Ship-gate r21/r23 lesson, re-confirmed here: Ubuntu 24.04 ships UFW enabled and configured, interfering with loopback + intra-VPC traffic the federation mesh needs. setup_node.sh does ufw --force reset && ufw --force disable twice (reset re-enables on some UFW builds), then iptables -P ACCEPT + iptables -F, then baseline-level verification with exit 3 on failure. Same belt-and-suspenders pattern as the secret redaction.

Lesson 9 — "Absolutely truthful reporting" is a code contract¶

Every scenario emits a JSON verdict BEFORE the exit code is set. Every failure lists specific reasons. Every attestation is computed from live droplet state, never from config intent. The dashboard renders what the JSON says, not what we wish it said. testbook.md §4.4 + baseline.md §8.

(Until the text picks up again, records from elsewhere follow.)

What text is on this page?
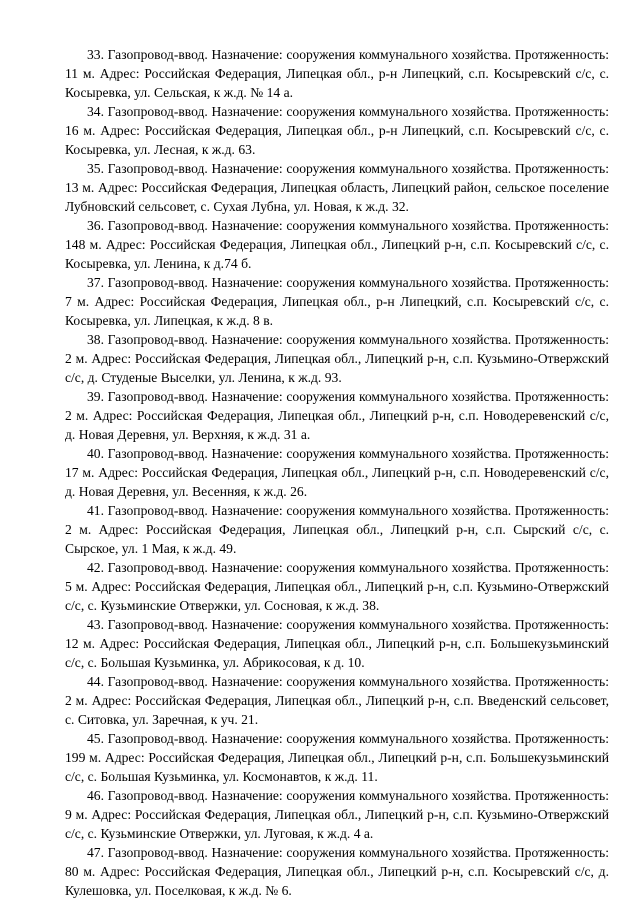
33. Газопровод-ввод. Назначение: сооружения коммунального хозяйства. Протяженность: 11 м. Адрес: Российская Федерация, Липецкая обл., р-н Липецкий, с.п. Косыревский с/с, с. Косыревка, ул. Сельская, к ж.д. № 14 а.

34. Газопровод-ввод. Назначение: сооружения коммунального хозяйства. Протяженность: 16 м. Адрес: Российская Федерация, Липецкая обл., р-н Липецкий, с.п. Косыревский с/с, с. Косыревка, ул. Лесная, к ж.д. 63.

35. Газопровод-ввод. Назначение: сооружения коммунального хозяйства. Протяженность: 13 м. Адрес: Российская Федерация, Липецкая область, Липецкий район, сельское поселение Лубновский сельсовет, с. Сухая Лубна, ул. Новая, к ж.д. 32.

36. Газопровод-ввод. Назначение: сооружения коммунального хозяйства. Протяженность: 148 м. Адрес: Российская Федерация, Липецкая обл., Липецкий р-н, с.п. Косыревский с/с, с. Косыревка, ул. Ленина, к д.74 б.

37. Газопровод-ввод. Назначение: сооружения коммунального хозяйства. Протяженность: 7 м. Адрес: Российская Федерация, Липецкая обл., р-н Липецкий, с.п. Косыревский с/с, с. Косыревка, ул. Липецкая, к ж.д. 8 в.

38. Газопровод-ввод. Назначение: сооружения коммунального хозяйства. Протяженность: 2 м. Адрес: Российская Федерация, Липецкая обл., Липецкий р-н, с.п. Кузьмино-Отвержский с/с, д. Студеные Выселки, ул. Ленина, к ж.д. 93.

39. Газопровод-ввод. Назначение: сооружения коммунального хозяйства. Протяженность: 2 м. Адрес: Российская Федерация, Липецкая обл., Липецкий р-н, с.п. Новодеревенский с/с, д. Новая Деревня, ул. Верхняя, к ж.д. 31 а.

40. Газопровод-ввод. Назначение: сооружения коммунального хозяйства. Протяженность: 17 м. Адрес: Российская Федерация, Липецкая обл., Липецкий р-н, с.п. Новодеревенский с/с, д. Новая Деревня, ул. Весенняя, к ж.д. 26.

41. Газопровод-ввод. Назначение: сооружения коммунального хозяйства. Протяженность: 2 м. Адрес: Российская Федерация, Липецкая обл., Липецкий р-н, с.п. Сырский с/с, с. Сырское, ул. 1 Мая, к ж.д. 49.

42. Газопровод-ввод. Назначение: сооружения коммунального хозяйства. Протяженность: 5 м. Адрес: Российская Федерация, Липецкая обл., Липецкий р-н, с.п. Кузьмино-Отвержский с/с, с. Кузьминские Отвержки, ул. Сосновая, к ж.д. 38.

43. Газопровод-ввод. Назначение: сооружения коммунального хозяйства. Протяженность: 12 м. Адрес: Российская Федерация, Липецкая обл., Липецкий р-н, с.п. Большекузьминский с/с, с. Большая Кузьминка, ул. Абрикосовая, к д. 10.

44. Газопровод-ввод. Назначение: сооружения коммунального хозяйства. Протяженность: 2 м. Адрес: Российская Федерация, Липецкая обл., Липецкий р-н, с.п. Введенский сельсовет, с. Ситовка, ул. Заречная, к уч. 21.

45. Газопровод-ввод. Назначение: сооружения коммунального хозяйства. Протяженность: 199 м. Адрес: Российская Федерация, Липецкая обл., Липецкий р-н, с.п. Большекузьминский с/с, с. Большая Кузьминка, ул. Космонавтов, к ж.д. 11.

46. Газопровод-ввод. Назначение: сооружения коммунального хозяйства. Протяженность: 9 м. Адрес: Российская Федерация, Липецкая обл., Липецкий р-н, с.п. Кузьмино-Отвержский с/с, с. Кузьминские Отвержки, ул. Луговая, к ж.д. 4 а.

47. Газопровод-ввод. Назначение: сооружения коммунального хозяйства. Протяженность: 80 м. Адрес: Российская Федерация, Липецкая обл., Липецкий р-н, с.п. Косыревский с/с, д. Кулешовка, ул. Поселковая, к ж.д. № 6.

Forward-looking (not yet surfaced, documented for completeness)¶

Expected future incidents and their mitigations:

xAI rate limiting under S4 burst: scenario 4 writes 90 rows in ~5s with 3 agents. If xAI throttles the agent CLIs, F2b will fail cleanly (60s timeout). S4 itself doesn't use xAI — it's HTTP-direct — so rate limits don't block the scenario. Baseline attestation captures the issue as F2b red while S4 passes.
DO region capacity: a specific region running out of droplet capacity would fail terraform apply at step 3. region is a workflow input; operators can switch to sfo3, ams3, etc.
ai-memory v0.6.0 EOL: when v0.6.0.1 ships with the #318 fix, the workflow's ai_memory_git_ref default bumps to v0.6.0.1 + F2b moves from "attestation-only" to "gates baseline" (minor spec bump per baseline.md §12).
openclaw post-install wizard change: future openclaw releases may change the post-install behavior (could fail in a new way OR finally work headless). The drift-capture in framework_version attestation field would surface the version that's running.
Hermes breaking change on main ref: we pin the install script URL to main branch (unpinned at tag level — documented gap). A future hermes main could change the install surface. HERMES_INSTALL_REF env override exists to pin to a specific tag once upstream ships a stable release tag.

Change log of this document¶

2026-04-21 — initial authoring after r12 dispatch. Captures r2–r11 full post-mortem.

Future entries go at the top; keep the table at the top sorted newest-first once r12+ land.